Plus généralement, la Commission européenne, dont la copie allait dans le sens d’une forme harmonisation des règles, regrette que les Etats membres soient in fine laissés libres de trancher sur de multiples points. Pour une liste de crédits (ceux de moins de 200 euros, les crédits à rembourser sous moins de 3 mois, ou les crédits sans intérêt ou à frais limités), incluant la plupart des paiements fractionnés. Les Etats membres pourront déterminer que certains articles ne s’appliqueront pas, précise l’accord. Lesdits articles concernent par exemple la portée des informations précontractuelles requises ou le nouvel encadrement de la publicité instauré par la réforme.  

« Les négociateurs du Parlement ont obtenu une disposition afin que la publicité pour le crédit contienne toujours un avertissement clair et bien visible qu’emprunter de l’argent coûte de l’argent. La publicité ne doit pas encourager les consommateurs à demander un crédit en suggérant qu’il améliorerait leur situation financière, que le crédit entraîne une augmentation des ressources financières, qu’il constitue un substitut à l’épargne ou qu’il peut augmenter le niveau de vie du consommateur », se félicite le Parlement dans un communiqué. Précision importante : dans les faits, les Etats membres garderont, donc, la main sur ces modalités. Autre liberté accordée aux Etats membres : celle d’inclure ou non les cartes à débit différé dans le champ du texte. Les services de crowdfunding en sont, eux, complètement exclus. 

Évaluation préalable de la solvabilité 

Sans, cette fois, pouvoir totalement y déroger, les Etats membres auront aussi une certaine marge de manœuvre concernant l’évaluation préalable de la solvabilité des consommateurs par les prêteurs, pour les BNPL notamment. Les négociateurs ont convenu que la rigueur de cette évaluation devra être « proportionnée » en fonction du risque du crédit, de sa durée et des montants impliqués en particulier.  
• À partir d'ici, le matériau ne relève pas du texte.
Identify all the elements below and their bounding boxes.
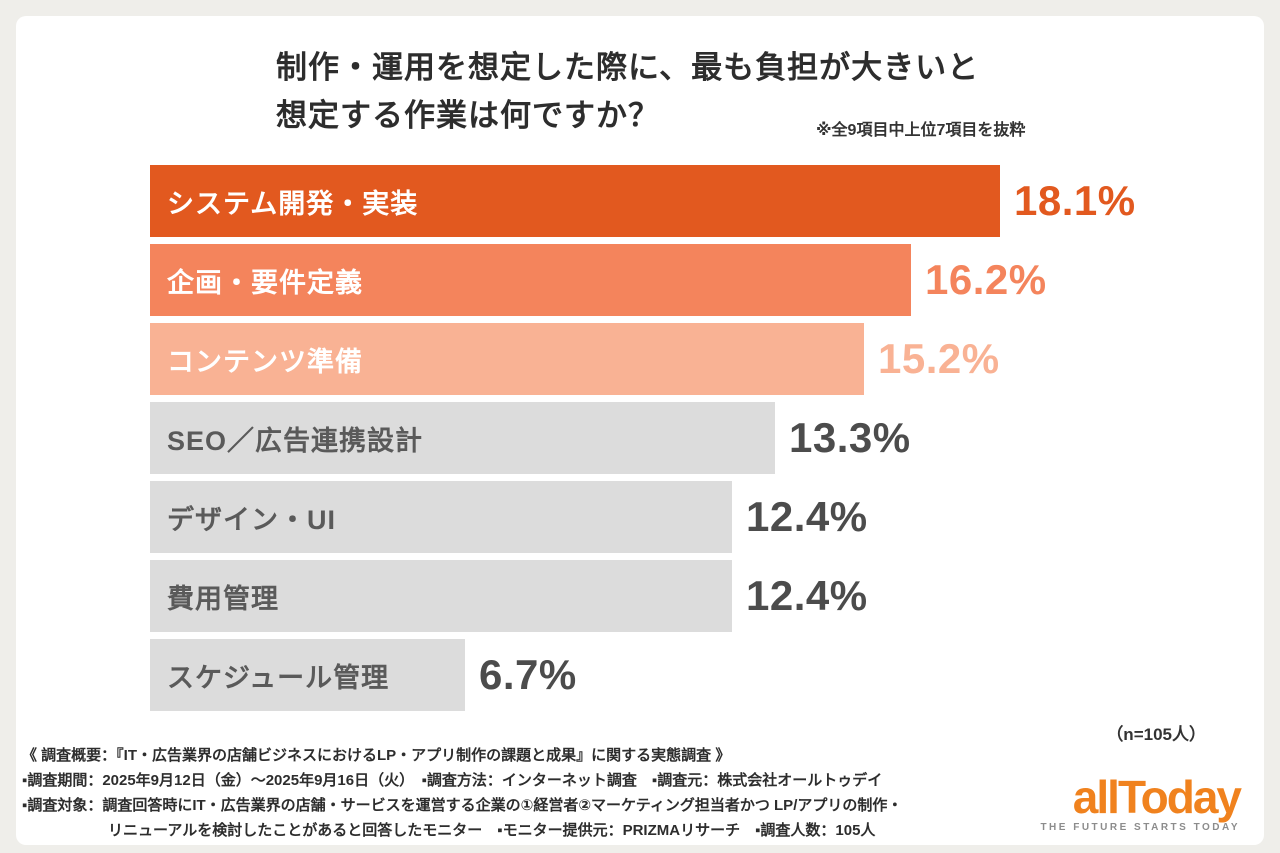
footer-line: リニューアルを検討したことがあると回答したモニター ▪モニター提供元：PRIZM… xyxy=(108,822,876,839)
bar-row: 企画・要件定義 16.2% xyxy=(150,244,1260,316)
bar-label: デザイン・UI xyxy=(167,504,336,535)
bar-row: デザイン・UI 12.4% xyxy=(150,481,1260,553)
bar: コンテンツ準備 xyxy=(150,323,864,395)
bar: 企画・要件定義 xyxy=(150,244,911,316)
bar-row: SEO／広告連携設計 13.3% xyxy=(150,402,1260,474)
footer-line: ▪調査期間：2025年9月12日（金）〜2025年9月16日（火） ▪調査方法：… xyxy=(22,772,883,789)
survey-chart-card: 制作・運用を想定した際に、最も負担が大きいと 想定する作業は何ですか？ ※全9項… xyxy=(16,16,1264,845)
bar-chart: システム開発・実装 18.1% 企画・要件定義 16.2% コンテンツ準備 15… xyxy=(150,165,1260,718)
bar-value: 13.3% xyxy=(789,414,911,461)
footer-line: ▪調査対象：調査回答時にIT・広告業界の店舗・サービスを運営する企業の①経営者②… xyxy=(22,797,903,814)
bar-label: スケジュール管理 xyxy=(167,662,390,693)
bar-label: システム開発・実装 xyxy=(167,188,419,219)
bar: スケジュール管理 xyxy=(150,639,465,711)
bar-row: コンテンツ準備 15.2% xyxy=(150,323,1260,395)
chart-title-line1: 制作・運用を想定した際に、最も負担が大きいと xyxy=(276,50,980,85)
bar-value: 12.4% xyxy=(746,493,868,540)
bar: SEO／広告連携設計 xyxy=(150,402,775,474)
bar-label: 企画・要件定義 xyxy=(167,267,363,298)
bar-label: 費用管理 xyxy=(167,583,279,614)
bar-value: 16.2% xyxy=(925,256,1047,303)
bar-row: スケジュール管理 6.7% xyxy=(150,639,1260,711)
bar-value: 6.7% xyxy=(479,651,577,698)
bar-value: 12.4% xyxy=(746,572,868,619)
bar: デザイン・UI xyxy=(150,481,732,553)
bar: 費用管理 xyxy=(150,560,732,632)
chart-note: ※全9項目中上位7項目を抜粋 xyxy=(816,122,1026,139)
bar-value: 18.1% xyxy=(1014,177,1136,224)
survey-overview-footer: 《 調査概要：『IT・広告業界の店舗ビジネスにおけるLP・アプリ制作の課題と成果… xyxy=(22,743,902,843)
chart-title-line2: 想定する作業は何ですか？ xyxy=(276,98,660,133)
bar-value: 15.2% xyxy=(878,335,1000,382)
chart-title: 制作・運用を想定した際に、最も負担が大きいと 想定する作業は何ですか？ xyxy=(276,44,979,140)
bar-row: 費用管理 12.4% xyxy=(150,560,1260,632)
company-logo: allToday THE FUTURE STARTS TODAY xyxy=(1040,771,1242,833)
bar: システム開発・実装 xyxy=(150,165,1000,237)
sample-size-label: （n=105人） xyxy=(1106,725,1206,744)
bar-row: システム開発・実装 18.1% xyxy=(150,165,1260,237)
footer-line: 《 調査概要：『IT・広告業界の店舗ビジネスにおけるLP・アプリ制作の課題と成果… xyxy=(22,747,731,764)
company-logo-tagline: THE FUTURE STARTS TODAY xyxy=(1040,822,1240,833)
company-logo-text: allToday xyxy=(1072,771,1242,823)
bar-label: SEO／広告連携設計 xyxy=(167,425,424,456)
bar-label: コンテンツ準備 xyxy=(167,346,363,377)
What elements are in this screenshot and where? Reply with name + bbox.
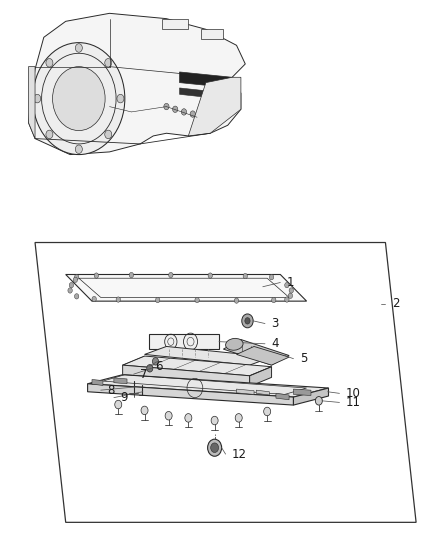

Stéphanie Yon-Courtin, eurodéputée macroniste, et membre de l’équipe de négociation du Parlement, salue auprès de L’Agefi « le bon équilibre » trouvé par l’UE : « Nous avons conclu un accord qui permettra de protéger les consommateurs les plus vulnérables du surendettement tout en maintenant des opportunités de solutions de paiement plébiscitées par le consommateur, estime la parlementaire du groupe Renew (libéral). Je me réjouis par ailleurs que nous ayons ajouté le droit à l’oubli lors de la vente d’assurances liées au crédit à la consommation ». Les négociateurs du Parlement ont effet obtenu « une mesure qui protège les personnes en rémission de cancer demandant un crédit pour lequel une assurance est requise, en leur accordant le ’droit à l’oubli’ après une période de temps donnée, afin que leur ancienne maladie n’ait pas d’incidence sur les taux d’assurance », résume le Parlement.